Молодого человека, который речами своими сразу же дал мне верное понятие о французской нации, о парижанах, королевском дворе и самом государе, звали Патю. Мне еще представится случай рассказать о нем. За разговорами проводил он меня до дверей Сильвии и поздравил с тем, что я вхож в этот дом.
Любезную эту актрису я застал в приятном обществе. Она представила меня всем и с каждым познакомила. Услыхав имя Кребийона, я был поражен.
— Неужто, сударь, так скоро явилось мне счастье! — сказал я. — Тому восемь лет, как вы пленили меня. Послушайте, сделайте милость.
И я читаю ему самую прекрасную сцену из «Зенобии и Радамиста», которую переложил белым стихом. Сильвия была в восторге: восьмидесятилетний Кребийон с чувствительным удовольствием слушал самого себя в переводе на язык, каковой любил более родного. Он прочел ту же сцену по-французски и учтиво указал те места, где я, как он выразился, его приукрасил. Я благодарил, не обманувшись похвалою. Мы сели за стол; меня спросили, что повидал я в Париже хорошего, и я рассказал обо всем, что видел и узнал, умолчав лишь о речах Патю. Говорил я по меньшей мере два часа, и Кребийон, лучше других понявший, какой избрал я путь, дабы узнать и добрые, и дурные черты французской нации, обратился ко мне с такими словами:
— Для первого дня вы, государь мой, полагаю, обещаете пойти далеко. Вы скоро станете делать успехи. Я нахожу в вас хорошего рассказчика. По-французски вы изъясняетесь вполне понятно; однако все, что вы говорили, звучало словно бы итальянскими фразами. Вас нельзя не слушать, вы пробуждаете к себе интерес, и самой этой необычностью речи вдвойне привлекаете слушателей; скажу даже, что нечистый ваш язык не может не доставить вам одобрения слушателей самой странностью своей и новизною: в стране, куда вы прибыли, бегают за всем, что странно и ново. И все же не поздней завтрашнего дня вам надобно со всем трудолюбием приступить к изучению нашего языка, дабы хорошо на нем говорить — в противном случае те же люди, что теперь хвалят вас, через два-три месяца станут над вами смеяться.

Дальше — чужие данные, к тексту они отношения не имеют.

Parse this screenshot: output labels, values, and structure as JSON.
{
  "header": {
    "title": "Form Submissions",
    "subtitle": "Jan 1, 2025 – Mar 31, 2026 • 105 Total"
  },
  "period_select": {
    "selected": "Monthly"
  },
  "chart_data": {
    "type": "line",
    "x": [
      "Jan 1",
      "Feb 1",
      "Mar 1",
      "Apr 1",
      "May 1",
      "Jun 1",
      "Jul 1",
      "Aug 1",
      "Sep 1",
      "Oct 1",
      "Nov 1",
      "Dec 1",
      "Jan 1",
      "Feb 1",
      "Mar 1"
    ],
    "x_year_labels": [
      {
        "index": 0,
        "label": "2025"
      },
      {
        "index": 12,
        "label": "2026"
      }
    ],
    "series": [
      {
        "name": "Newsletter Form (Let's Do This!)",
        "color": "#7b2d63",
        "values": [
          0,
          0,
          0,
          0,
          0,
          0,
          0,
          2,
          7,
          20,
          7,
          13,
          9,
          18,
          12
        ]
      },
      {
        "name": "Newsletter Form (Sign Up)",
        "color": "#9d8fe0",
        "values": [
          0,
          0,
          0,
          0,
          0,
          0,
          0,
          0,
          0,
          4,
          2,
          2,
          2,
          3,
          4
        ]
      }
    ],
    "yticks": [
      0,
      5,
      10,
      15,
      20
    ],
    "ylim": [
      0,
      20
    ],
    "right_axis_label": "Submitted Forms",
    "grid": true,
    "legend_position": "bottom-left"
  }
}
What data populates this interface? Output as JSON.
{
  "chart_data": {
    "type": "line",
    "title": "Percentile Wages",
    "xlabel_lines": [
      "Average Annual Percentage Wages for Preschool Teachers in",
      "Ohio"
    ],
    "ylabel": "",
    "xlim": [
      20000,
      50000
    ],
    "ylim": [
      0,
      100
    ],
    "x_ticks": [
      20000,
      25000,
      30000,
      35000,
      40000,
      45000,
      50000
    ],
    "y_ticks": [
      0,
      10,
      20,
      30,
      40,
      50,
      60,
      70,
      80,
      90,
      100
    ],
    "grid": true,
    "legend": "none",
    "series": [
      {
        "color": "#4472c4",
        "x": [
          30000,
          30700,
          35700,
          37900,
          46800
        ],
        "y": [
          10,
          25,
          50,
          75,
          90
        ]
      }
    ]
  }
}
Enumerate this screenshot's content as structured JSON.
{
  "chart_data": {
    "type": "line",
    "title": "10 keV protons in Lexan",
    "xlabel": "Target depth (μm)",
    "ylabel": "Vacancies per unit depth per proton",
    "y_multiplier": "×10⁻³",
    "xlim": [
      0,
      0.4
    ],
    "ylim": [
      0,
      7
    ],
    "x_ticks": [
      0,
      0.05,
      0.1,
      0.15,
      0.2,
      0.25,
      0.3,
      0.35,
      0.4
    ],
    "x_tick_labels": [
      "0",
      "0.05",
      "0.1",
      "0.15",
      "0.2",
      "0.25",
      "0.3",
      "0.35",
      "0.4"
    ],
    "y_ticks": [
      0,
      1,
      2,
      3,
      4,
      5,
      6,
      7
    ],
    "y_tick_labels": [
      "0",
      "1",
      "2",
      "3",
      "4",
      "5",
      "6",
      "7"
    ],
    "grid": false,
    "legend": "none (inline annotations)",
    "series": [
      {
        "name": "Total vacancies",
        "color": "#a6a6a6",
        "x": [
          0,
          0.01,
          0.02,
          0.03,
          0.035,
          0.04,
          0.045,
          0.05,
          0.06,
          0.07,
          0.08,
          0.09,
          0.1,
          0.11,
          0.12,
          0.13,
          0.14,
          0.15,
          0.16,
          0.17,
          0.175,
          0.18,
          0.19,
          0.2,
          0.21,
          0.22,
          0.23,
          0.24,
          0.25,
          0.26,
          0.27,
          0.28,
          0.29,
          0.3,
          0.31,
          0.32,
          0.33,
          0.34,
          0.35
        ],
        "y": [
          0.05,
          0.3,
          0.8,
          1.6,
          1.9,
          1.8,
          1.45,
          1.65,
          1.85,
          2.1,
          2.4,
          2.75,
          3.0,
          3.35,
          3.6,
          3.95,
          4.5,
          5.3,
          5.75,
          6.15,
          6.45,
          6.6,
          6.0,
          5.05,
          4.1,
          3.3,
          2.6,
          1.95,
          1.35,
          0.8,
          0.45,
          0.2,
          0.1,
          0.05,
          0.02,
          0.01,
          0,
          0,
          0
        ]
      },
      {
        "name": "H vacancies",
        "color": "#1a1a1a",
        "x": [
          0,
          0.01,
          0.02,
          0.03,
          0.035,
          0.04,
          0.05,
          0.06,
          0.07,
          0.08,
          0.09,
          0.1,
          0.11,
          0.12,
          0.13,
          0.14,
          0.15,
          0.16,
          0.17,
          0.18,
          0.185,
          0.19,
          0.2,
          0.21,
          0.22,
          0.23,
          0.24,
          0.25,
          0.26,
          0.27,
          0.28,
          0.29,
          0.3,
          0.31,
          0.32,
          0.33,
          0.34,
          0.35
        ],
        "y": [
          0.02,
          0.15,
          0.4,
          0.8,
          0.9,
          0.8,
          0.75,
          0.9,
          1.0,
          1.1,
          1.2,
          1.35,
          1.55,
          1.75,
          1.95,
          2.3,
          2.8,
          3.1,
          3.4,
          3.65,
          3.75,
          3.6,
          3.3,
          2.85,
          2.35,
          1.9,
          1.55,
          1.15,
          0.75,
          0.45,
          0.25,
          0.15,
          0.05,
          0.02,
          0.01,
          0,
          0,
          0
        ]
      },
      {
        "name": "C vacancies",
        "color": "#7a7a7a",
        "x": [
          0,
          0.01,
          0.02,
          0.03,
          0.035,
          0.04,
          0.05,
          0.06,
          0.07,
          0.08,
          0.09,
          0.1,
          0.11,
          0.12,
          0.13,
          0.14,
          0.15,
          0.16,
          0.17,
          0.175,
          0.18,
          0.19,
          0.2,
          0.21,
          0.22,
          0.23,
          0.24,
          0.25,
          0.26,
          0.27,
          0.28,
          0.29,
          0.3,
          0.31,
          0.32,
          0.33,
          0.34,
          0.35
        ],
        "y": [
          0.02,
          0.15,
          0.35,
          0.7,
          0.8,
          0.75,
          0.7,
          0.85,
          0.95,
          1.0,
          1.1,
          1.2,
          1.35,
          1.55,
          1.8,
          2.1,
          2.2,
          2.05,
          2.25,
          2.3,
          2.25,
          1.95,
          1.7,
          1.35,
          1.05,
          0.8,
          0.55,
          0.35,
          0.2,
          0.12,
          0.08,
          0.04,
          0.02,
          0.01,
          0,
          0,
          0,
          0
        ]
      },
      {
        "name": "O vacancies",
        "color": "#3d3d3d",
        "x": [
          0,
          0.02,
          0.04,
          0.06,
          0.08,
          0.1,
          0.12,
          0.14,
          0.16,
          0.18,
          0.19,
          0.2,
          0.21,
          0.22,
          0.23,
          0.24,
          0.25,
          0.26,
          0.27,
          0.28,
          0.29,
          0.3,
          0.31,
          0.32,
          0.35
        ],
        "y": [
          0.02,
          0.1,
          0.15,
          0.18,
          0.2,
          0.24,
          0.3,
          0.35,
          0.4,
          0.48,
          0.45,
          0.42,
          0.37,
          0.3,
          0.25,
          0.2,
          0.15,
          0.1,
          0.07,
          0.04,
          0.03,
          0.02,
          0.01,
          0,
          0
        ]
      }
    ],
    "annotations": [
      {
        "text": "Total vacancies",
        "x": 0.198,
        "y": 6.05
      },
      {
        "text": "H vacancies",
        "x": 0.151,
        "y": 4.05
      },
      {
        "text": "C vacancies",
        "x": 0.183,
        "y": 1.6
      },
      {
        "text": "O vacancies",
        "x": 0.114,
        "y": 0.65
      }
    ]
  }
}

— Верю, и сам того боюсь; главною целью моего приезда как раз и было отдаться всеми силами французскому языку и литературе; но, сударь, где мне найти учителя? Я ученик невыносимый — любопытный, докучливый, ненасытный, вечно задаю вопросы. И я не столь богат, чтобы платить подобному учителю, даже если и случится мне найти его.
— Тому уже полвека, государь мой, как я ищу такого именно ученика, каким вы себя нарисовали, и я сам стану платить вам, если пожелаете вы приходить ко мне и брать уроки. Дом мой в Маре, на улице Двенадцати ворот; у меня есть лучшие итальянские поэты, вы станете переводить их на французский, и я никогда не поставлю предела вашему любопытству.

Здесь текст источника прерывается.